In affirming the lower courts’ holding, the Illinois Supreme Court found that Article I, Section 13 of the Illinois Constitution revealed “an intent on the part of the drafters to maintain common-law characteristics of jury trials” — with one of those necessary characteristics being 12 member juries. Id. at ¶¶ 13, 28. The Court traced prior decisions that repeatedly referred to the size of a jury when describing the “essential elements” of a “constitutional” jury in civil lawsuits and noted the legislative history of the Illinois Constitution indicated that the drafters intended for 12-person juries to be made available to the public. The Court also referenced recent studies “supporting the conclusion that decreasing the number of jurors corresponds to decreasing diversity of the jury and may impede the deliberative process,” as well as a U.S. Supreme Court case from 19784 recognizing that smaller juries “are less likely to foster effective group deliberation and that a positive correlation exists between group size and the quality of both group performance and group productivity.” Id. at ¶¶ 19-20.
Defense lawyers likely regard Kakos as a victory for their clients. Larger juries are more mixed by age, race, gender, etc., and may deliberate longer, leading to greater consideration of the evidence, whereas a lesser sized group can be more susceptible to “emotional” devices and less prone to share ideas — all of which can benefit a sympathetic plaintiff at the expense of defendant.

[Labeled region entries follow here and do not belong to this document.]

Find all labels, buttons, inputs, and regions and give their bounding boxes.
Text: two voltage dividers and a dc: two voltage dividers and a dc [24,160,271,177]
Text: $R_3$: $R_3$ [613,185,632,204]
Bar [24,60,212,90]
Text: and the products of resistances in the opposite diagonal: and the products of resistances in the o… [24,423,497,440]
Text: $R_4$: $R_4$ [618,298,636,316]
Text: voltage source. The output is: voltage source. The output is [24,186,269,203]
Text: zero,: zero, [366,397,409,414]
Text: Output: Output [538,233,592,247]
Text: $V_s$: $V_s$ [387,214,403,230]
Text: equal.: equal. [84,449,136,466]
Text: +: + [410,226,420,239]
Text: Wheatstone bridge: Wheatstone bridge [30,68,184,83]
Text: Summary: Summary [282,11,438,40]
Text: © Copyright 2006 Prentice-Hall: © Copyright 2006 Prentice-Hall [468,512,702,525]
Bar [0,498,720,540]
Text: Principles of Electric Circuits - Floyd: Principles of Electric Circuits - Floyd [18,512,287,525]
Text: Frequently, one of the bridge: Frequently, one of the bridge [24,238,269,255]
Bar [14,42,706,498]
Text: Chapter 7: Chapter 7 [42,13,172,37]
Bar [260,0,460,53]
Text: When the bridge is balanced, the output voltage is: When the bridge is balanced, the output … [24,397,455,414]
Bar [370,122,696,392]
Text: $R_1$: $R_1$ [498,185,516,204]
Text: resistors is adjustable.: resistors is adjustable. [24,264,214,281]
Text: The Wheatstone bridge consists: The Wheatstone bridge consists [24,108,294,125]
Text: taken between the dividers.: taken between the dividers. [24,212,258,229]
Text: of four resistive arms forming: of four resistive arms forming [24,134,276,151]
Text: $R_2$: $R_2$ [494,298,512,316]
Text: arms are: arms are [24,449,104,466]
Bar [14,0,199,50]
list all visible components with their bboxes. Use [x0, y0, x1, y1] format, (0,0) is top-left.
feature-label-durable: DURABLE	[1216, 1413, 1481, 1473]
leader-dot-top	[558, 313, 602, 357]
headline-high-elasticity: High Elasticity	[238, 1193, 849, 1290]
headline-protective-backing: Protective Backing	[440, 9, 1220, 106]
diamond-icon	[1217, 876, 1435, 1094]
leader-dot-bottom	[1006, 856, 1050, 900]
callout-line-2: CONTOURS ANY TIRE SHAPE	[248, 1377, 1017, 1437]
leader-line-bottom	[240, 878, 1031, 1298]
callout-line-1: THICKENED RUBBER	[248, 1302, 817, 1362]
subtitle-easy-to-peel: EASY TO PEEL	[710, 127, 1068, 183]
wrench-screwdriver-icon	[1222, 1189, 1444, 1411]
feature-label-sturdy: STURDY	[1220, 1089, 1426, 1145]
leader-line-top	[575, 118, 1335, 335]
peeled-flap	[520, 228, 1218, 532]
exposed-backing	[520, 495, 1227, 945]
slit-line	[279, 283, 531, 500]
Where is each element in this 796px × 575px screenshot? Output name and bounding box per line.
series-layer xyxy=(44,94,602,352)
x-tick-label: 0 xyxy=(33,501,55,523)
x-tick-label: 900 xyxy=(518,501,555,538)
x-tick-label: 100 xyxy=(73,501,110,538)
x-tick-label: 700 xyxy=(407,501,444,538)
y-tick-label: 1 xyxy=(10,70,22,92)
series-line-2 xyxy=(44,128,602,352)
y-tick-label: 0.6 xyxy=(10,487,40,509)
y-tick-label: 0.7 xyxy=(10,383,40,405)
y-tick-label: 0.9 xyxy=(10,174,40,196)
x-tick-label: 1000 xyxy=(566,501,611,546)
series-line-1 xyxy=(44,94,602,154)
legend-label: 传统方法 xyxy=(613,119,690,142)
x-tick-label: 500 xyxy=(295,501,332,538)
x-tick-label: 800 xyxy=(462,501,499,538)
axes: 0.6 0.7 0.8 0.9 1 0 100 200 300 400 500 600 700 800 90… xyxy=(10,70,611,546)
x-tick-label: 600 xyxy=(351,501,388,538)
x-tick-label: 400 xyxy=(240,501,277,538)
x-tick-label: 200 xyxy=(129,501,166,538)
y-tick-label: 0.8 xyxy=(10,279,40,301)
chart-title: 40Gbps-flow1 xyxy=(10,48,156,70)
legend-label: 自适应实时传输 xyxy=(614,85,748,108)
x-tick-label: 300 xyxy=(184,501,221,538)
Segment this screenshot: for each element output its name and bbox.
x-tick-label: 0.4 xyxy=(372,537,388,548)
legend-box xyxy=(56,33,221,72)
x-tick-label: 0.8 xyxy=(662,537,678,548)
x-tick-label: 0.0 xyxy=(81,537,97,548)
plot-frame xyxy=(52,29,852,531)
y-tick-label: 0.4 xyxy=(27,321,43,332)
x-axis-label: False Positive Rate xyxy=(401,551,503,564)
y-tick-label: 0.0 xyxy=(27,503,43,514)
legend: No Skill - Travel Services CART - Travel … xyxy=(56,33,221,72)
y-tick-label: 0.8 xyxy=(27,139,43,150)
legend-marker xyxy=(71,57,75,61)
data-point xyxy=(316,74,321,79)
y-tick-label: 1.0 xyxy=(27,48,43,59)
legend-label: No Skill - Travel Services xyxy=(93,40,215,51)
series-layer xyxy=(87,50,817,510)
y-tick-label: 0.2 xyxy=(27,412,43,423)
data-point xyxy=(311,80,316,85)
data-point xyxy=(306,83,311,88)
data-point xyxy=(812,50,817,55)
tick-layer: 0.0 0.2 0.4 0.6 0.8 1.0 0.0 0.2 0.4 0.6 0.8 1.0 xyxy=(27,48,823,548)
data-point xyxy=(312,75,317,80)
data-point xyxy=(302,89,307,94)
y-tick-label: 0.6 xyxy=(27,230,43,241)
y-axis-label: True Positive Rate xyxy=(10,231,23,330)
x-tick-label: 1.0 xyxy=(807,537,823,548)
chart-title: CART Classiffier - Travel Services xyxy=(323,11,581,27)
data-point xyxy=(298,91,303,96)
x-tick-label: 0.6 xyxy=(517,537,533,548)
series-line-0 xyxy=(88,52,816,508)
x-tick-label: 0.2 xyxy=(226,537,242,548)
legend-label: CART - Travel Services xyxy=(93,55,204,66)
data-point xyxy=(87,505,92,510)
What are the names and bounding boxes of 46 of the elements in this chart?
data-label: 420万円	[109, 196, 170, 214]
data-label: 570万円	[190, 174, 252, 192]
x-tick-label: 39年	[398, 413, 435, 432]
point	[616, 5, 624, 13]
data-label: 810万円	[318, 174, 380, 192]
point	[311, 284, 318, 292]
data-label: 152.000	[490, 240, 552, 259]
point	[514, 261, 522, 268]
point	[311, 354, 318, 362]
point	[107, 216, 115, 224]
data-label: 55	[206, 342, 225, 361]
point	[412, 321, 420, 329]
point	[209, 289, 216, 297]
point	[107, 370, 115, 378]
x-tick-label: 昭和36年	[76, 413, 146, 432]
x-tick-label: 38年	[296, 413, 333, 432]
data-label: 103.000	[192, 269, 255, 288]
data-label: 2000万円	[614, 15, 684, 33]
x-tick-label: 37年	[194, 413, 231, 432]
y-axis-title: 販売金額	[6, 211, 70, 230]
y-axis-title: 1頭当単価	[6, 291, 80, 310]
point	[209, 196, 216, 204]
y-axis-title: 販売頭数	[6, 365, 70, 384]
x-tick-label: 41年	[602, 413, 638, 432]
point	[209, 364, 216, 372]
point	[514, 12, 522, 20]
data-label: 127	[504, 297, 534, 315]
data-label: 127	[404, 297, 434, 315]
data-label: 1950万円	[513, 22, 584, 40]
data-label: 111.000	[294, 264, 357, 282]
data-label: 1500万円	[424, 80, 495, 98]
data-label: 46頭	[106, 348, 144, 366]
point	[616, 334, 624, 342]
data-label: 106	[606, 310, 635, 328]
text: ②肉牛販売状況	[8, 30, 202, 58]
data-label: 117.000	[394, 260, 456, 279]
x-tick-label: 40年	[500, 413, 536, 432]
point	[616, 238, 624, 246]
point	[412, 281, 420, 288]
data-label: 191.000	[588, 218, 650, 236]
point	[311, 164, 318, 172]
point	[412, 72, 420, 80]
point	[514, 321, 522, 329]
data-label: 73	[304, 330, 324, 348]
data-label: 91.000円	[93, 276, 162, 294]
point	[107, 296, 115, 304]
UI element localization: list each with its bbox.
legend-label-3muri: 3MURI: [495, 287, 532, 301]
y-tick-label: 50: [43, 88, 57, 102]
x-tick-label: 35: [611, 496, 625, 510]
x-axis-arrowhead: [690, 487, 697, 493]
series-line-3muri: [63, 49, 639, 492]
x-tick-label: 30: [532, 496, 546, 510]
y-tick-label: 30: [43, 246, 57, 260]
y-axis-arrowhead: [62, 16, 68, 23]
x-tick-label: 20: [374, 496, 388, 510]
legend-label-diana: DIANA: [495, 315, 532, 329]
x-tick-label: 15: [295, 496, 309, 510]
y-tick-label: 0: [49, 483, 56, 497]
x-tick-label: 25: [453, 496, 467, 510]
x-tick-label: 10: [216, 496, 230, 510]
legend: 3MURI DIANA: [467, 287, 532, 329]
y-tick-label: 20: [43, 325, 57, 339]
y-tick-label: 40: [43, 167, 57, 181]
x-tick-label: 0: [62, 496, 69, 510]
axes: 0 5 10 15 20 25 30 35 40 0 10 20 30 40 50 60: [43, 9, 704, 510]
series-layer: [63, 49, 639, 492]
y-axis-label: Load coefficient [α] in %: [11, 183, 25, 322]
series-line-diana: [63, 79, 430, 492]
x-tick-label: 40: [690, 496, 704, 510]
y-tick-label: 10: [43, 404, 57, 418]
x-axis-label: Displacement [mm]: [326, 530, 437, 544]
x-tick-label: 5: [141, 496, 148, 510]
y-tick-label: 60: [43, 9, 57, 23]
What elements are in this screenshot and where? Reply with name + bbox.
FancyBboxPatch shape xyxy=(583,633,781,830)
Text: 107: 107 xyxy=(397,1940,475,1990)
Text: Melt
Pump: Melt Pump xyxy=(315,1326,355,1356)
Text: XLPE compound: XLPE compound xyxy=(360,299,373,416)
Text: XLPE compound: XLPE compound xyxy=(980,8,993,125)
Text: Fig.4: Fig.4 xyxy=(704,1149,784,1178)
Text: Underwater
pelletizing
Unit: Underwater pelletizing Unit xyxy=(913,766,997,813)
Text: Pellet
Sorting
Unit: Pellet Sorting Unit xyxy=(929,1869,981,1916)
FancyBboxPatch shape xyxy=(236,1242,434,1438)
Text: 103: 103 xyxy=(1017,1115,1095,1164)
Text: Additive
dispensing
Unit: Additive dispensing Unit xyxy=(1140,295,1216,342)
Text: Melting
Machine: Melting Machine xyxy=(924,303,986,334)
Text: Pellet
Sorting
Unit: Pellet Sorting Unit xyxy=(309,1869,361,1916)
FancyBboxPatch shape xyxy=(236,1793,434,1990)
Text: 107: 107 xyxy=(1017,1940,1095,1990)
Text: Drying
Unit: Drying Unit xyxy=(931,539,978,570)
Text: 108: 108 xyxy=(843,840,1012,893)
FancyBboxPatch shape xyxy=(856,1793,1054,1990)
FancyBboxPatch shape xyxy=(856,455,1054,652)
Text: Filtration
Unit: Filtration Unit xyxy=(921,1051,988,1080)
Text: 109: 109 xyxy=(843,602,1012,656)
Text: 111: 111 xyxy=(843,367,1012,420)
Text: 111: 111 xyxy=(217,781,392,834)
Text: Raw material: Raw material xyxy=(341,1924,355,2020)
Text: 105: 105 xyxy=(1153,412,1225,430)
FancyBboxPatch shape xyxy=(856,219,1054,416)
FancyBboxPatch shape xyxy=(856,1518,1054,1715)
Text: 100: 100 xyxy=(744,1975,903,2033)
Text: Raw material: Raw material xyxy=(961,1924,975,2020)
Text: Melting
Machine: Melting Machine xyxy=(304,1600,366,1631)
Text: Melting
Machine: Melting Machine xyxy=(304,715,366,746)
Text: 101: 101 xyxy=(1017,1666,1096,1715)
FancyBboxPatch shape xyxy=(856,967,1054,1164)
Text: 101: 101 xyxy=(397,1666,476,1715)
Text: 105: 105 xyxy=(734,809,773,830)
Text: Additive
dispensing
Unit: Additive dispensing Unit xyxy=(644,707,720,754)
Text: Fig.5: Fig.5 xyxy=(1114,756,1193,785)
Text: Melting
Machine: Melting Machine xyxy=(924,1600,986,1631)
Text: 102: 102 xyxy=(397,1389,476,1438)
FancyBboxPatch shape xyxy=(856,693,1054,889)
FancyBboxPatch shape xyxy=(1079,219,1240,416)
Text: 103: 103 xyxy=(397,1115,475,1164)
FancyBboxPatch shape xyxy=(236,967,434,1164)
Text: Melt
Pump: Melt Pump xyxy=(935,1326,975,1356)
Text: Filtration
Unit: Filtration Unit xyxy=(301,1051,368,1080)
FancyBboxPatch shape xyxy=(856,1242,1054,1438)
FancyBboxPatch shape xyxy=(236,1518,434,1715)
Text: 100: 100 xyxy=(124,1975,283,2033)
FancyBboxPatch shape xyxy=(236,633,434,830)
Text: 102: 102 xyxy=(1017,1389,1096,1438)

- Unless unambiguously waived by contract.
- The Act, which amended 735 ILCS 5/2-1105(b), was passed days after Governor Bruce Rauner defeated former Governor Patrick Quinn and was seen by many as a nod to Quinn’s allies in the Illinois plaintiffs’ bar, given that 12 person juries were considered an advantage for the defense.
- Kakos does not prevent the parties to a civil lawsuit from consenting to a jury of less than 12 persons. See Id. at ¶ 24.
- Ballew v. Georgia, 435 U.S. 223, 232-39 (1978).